Coopérer avec le secteur privé

Pour certains acteurs, l’ESS ne peut cependant pas se contenter des aides. C’est ce qu’estime notamment Amaury Grenot, directeur d’Envie Strasbourg, Entreprise nouvelle vers l’insertion par l’économique : « L’ESS ne doit pas vivre sous perfusion de fonds publics mais doit diversifier ses activités avec des appels d’offres et des partenaires économiques ».

C’est cette dernière option qu’a choisie notamment l’Adapei Papillons Blancs d’Alsace. Cette association colmarienne (68), qui compte 1 500 collaborateurs pour 14 millions d’euros de chiffre d’affaires en 2020, s’est alliée, fin mars 2021, à l’entreprise de services du numérique Acesi (CA : 18,3 M€, 80 collaborateurs), à Entzheim (67) pour créer, VIT-EA, une coentreprise sociale qui propose une hotline d’assistance informatique, opérée par des personnes en situation de handicap. Elle devrait compter 12 salariés d’ici à deux ans.

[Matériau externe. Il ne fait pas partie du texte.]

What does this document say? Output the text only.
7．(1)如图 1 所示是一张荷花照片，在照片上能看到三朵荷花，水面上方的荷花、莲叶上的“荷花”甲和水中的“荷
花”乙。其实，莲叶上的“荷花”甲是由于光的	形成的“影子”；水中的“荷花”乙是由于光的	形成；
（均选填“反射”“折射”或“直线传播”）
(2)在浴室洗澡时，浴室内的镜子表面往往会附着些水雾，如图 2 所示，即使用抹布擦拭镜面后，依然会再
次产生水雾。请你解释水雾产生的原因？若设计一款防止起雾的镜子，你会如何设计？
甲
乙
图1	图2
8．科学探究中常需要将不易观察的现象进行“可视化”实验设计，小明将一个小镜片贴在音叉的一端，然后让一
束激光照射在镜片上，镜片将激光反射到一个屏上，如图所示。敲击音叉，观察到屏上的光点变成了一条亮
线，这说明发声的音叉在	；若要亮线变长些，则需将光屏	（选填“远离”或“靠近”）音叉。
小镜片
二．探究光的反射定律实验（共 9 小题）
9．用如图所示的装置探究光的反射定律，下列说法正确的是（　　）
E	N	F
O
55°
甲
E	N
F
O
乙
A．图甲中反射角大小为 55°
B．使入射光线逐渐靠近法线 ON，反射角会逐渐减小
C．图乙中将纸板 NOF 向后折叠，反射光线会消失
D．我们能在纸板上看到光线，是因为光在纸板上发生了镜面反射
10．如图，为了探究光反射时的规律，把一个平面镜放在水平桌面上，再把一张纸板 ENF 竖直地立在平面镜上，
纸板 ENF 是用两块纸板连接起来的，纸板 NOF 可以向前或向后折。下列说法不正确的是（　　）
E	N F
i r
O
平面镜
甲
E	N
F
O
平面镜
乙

Cette nécessité de coopérer avec le secteur privé a été renforcée par la crise sanitaire. « Elle a mis la loupe sur notre besoin de diversification », estime Tania Meyer, la directrice du pôle entreprise adaptée de l’Adapei Papillons Blancs d’Alsace.

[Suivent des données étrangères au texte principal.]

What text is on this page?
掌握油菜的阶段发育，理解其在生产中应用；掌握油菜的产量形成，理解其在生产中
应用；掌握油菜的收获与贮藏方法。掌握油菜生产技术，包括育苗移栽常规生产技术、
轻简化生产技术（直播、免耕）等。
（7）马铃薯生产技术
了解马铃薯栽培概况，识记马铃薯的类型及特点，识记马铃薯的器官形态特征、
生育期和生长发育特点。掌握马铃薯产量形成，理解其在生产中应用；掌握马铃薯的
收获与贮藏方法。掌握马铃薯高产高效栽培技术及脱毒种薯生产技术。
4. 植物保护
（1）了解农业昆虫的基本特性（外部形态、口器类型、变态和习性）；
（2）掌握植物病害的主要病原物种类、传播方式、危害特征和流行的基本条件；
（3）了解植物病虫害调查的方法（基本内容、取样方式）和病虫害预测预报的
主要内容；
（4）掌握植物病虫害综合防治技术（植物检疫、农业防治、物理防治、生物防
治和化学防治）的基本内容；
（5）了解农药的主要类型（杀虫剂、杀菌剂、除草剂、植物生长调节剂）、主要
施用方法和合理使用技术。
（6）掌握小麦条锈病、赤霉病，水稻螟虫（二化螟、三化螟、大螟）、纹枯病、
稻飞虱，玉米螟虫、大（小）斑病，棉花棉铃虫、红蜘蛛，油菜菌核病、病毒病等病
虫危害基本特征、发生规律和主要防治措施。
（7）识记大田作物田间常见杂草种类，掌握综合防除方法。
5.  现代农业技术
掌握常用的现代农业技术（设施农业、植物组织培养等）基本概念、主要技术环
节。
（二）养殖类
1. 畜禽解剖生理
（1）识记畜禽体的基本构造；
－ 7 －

Les contrats à impact social

« Il faut travailler avec les acteurs économiques », abonde Jean-Louis Kiehl, président de Cresus à Strasbourg (67), la tête de proue d’un réseau d’une trentaine d’associations, fondée en 1992 et spécialisés dans la lutte contre l’endettement. Pour attirer des investisseurs du secteur privé sur son projet de microcrédits qui doit permettre d’accompagner la réintégration professionnelle des chômeurs, Cresus a choisi de faire appel à un nouvel outil de l’État, censé favoriser les financements publics privés. En février 2021, l’association a répondu à un appel d’offres pour un contrat à impact social sur le thème de l’égalité des chances. Si le résultat est positif, une levée de fonds de 3,5 millions d’euros sera lancée, puis clôturée à l’été 2021. Elle permettra à des acteurs privés (investisseurs socialement responsables) de participer au projet, tout en ayant une garantie financière de rémunération par l’État si c’est un succès.

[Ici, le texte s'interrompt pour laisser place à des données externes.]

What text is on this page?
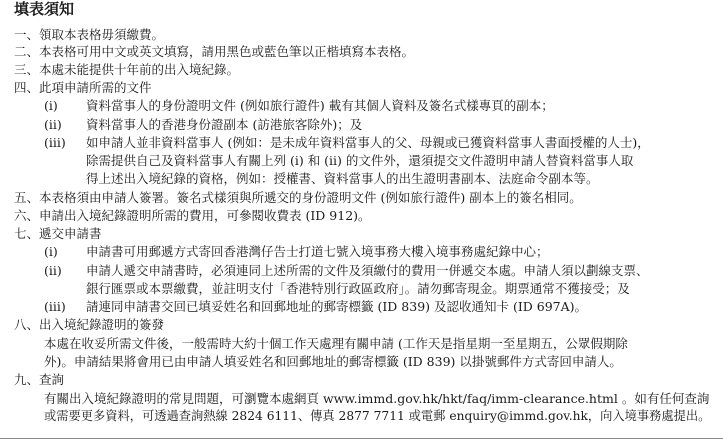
填表須知
一、領取本表格毋須繳費。
二、本表格可用中文或英文填寫，請用黑色或藍色筆以正楷填寫本表格。
三、本處未能提供十年前的出入境紀錄。
四、此項申請所需的文件
(i) 資料當事人的身份證明文件 (例如旅行證件) 載有其個人資料及簽名式樣專頁的副本；
(ii) 資料當事人的香港身份證副本 (訪港旅客除外)；及
(iii) 如申請人並非資料當事人 (例如：是未成年資料當事人的父、母親或已獲資料當事人書面授權的人士)，
除需提供自己及資料當事人有關上列 (i) 和 (ii) 的文件外，還須提交文件證明申請人替資料當事人取
得上述出入境紀錄的資格，例如：授權書、資料當事人的出生證明書副本、法庭命令副本等。
五、本表格須由申請人簽署。簽名式樣須與所遞交的身份證明文件 (例如旅行證件) 副本上的簽名相同。
六、申請出入境紀錄證明所需的費用，可參閱收費表 (ID 912)。
七、遞交申請書
(i) 申請書可用郵遞方式寄回香港灣仔告士打道七號入境事務大樓入境事務處紀錄中心；
(ii) 申請人遞交申請書時，必須連同上述所需的文件及須繳付的費用一併遞交本處。申請人須以劃線支票、
銀行匯票或本票繳費，並註明支付「香港特別行政區政府」。請勿郵寄現金。期票通常不獲接受；及
(iii) 請連同申請書交回已填妥姓名和回郵地址的郵寄標籤 (ID 839) 及認收通知卡 (ID 697A)。
八、出入境紀錄證明的簽發
本處在收妥所需文件後，一般需時大約十個工作天處理有關申請 (工作天是指星期一至星期五，公眾假期除
外)。申請結果將會用已由申請人填妥姓名和回郵地址的郵寄標籤 (ID 839) 以掛號郵件方式寄回申請人。
九、查詢
有關出入境紀錄證明的常見問題，可瀏覽本處網頁 www.immd.gov.hk/hkt/faq/imm-clearance.html 。如有任何查詢
或需要更多資料，可透過查詢熱線 2824 6111、傳真 2877 7711 或電郵 enquiry@immd.gov.hk，向入境事務處提出。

À Strasbourg, ces rapprochements entre le monde économique et associatif sont également encouragés. C’est ce que montre la démarche du Conseil de l’ESS. Lors de sa session de novembre dernier, il a acté l’idée de s’ouvrir aux représentants du monde économique dit « traditionnel ». Les chambres consulaires et professionnelles et les organisations patronales sont invitées à le rejoindre. À cette occasion, Fabienne Cironneau, conseillère entreprise santé, sécurité RSE au sein de la CCI Alsace Eurométropole a d’ailleurs souligné que « les structures de l’ESS ont à gagner à être identifiées par les entreprises pour le développement d’achats locaux et durables par exemple ». Plus que jamais les valeurs d’ancrage local et d’utilité sociale portée par l’Économie sociale et solidaire font sens, ce qui pourrait déboucher en Alsace sur la création de dizaines de milliers d’emplois. Dans le monde de l’après-Covid, ce secteur a une belle carte à jouer, à condition qu’il ne sorte pas trop dévasté de la crise sanitaire.